Gli amministratori pubblici firmatari sottolineano che non mettono in discussione “il contrasto allo spaccio e alla criminalità, che competono alle forze di polizia” ma chiedono che all’approccio poliziesco si aggiungano “interventi integrati per evitare che chi consuma sostanze entri in un cono d’ombra dove le alternative sono solo o il carcere o l’emarginazione estrema”.

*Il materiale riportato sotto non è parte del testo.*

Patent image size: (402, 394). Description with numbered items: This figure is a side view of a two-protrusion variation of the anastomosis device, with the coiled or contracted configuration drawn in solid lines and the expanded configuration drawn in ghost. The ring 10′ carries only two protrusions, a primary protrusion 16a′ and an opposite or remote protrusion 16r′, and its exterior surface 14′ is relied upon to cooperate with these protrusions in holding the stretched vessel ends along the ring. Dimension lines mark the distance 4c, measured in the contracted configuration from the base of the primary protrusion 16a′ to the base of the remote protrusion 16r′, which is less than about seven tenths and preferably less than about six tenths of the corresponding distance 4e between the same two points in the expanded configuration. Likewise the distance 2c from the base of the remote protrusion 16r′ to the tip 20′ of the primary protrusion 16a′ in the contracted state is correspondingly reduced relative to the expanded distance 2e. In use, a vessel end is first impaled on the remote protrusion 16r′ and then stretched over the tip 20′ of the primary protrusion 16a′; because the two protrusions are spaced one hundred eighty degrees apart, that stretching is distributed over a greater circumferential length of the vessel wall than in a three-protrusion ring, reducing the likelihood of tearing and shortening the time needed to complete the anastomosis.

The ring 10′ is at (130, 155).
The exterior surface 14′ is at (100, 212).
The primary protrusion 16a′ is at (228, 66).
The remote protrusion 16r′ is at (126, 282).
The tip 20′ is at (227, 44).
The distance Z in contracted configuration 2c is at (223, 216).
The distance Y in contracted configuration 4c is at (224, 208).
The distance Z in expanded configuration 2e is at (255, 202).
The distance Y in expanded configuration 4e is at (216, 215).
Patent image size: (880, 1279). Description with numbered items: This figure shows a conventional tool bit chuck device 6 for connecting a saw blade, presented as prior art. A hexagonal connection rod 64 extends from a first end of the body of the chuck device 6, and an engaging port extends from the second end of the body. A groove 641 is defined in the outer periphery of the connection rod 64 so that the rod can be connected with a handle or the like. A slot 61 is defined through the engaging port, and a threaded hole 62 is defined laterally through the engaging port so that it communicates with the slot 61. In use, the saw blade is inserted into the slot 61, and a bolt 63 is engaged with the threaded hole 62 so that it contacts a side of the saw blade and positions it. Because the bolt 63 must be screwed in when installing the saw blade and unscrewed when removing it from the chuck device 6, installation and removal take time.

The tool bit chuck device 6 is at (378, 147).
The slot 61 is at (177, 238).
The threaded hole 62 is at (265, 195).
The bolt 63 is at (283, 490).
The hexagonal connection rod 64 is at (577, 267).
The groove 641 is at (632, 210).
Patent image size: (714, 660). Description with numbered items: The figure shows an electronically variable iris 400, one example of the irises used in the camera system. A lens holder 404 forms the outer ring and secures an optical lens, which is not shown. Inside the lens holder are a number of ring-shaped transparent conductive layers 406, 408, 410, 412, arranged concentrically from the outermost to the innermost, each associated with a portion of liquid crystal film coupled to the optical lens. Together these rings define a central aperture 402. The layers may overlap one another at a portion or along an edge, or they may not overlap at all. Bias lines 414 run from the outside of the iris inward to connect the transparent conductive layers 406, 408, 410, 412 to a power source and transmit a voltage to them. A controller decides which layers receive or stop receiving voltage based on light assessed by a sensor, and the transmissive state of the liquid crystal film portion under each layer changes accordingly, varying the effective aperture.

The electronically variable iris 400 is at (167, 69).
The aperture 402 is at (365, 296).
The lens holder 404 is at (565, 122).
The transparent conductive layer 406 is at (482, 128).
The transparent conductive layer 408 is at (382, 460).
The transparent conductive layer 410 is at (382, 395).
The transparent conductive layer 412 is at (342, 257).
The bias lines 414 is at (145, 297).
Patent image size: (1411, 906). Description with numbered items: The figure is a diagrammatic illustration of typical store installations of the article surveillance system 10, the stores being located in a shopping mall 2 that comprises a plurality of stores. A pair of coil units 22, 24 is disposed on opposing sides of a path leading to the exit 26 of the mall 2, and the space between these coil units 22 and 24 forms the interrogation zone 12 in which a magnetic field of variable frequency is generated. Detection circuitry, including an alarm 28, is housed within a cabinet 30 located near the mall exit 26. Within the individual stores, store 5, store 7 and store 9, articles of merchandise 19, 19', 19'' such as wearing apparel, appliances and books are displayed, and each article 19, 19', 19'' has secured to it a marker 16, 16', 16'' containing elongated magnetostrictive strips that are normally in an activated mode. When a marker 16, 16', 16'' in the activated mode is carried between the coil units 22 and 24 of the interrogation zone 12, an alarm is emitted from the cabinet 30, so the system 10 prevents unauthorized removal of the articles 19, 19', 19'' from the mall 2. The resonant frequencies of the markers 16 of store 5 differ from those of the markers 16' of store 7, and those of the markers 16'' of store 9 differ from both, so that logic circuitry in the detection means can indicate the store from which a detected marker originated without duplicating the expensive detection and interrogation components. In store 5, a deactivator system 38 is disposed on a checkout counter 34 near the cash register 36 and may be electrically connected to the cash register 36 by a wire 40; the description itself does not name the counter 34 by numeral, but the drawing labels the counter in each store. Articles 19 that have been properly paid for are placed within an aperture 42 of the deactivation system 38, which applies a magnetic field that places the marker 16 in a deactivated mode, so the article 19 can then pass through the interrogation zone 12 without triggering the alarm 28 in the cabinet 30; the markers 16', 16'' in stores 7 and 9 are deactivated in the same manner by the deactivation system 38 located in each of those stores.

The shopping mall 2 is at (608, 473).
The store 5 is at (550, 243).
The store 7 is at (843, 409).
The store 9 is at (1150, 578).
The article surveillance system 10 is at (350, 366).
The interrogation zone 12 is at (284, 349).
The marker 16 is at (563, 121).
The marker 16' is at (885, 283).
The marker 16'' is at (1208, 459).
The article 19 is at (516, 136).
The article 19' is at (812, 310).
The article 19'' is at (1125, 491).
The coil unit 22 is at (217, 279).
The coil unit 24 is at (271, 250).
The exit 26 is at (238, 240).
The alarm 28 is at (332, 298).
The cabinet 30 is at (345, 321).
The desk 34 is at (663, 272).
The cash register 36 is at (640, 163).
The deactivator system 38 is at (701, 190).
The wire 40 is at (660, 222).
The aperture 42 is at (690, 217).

Le “tattiche” utilizzare fino ad ora, infatti, e che spesso hanno previsto una risposta penale e repressiva nei confronti degli utilizzatori di sostanze, non sembrano aver funzionato (anzi, in molti casi ha dato risultati contrari). L’errore è cercare di trattare un fenomeno complesso con una giurisdizione “semplice” e univoca. E in questo le città anti-proibizioniste puntano invece fare da apripista, perché sono loro a dover gestire, prima di tutti, situazioni come “la movida serale e i rave”. Le comunità si evolvono, e con esse l’utilizzo di sostanze. Negli ultimi anni, ad esempio, da una parte si sono moltiplicate sul mercato le sostanze psicoattive, usate tra diverse fasce di cittadini, sin dalla giovane età. Dall’altra, “si è complicata la realtà, e i rischi connessi, delle persone socialmente emarginate che consumano droghe, la cui condizione è segnata dai processi di impoverimento che investono le nostre città”.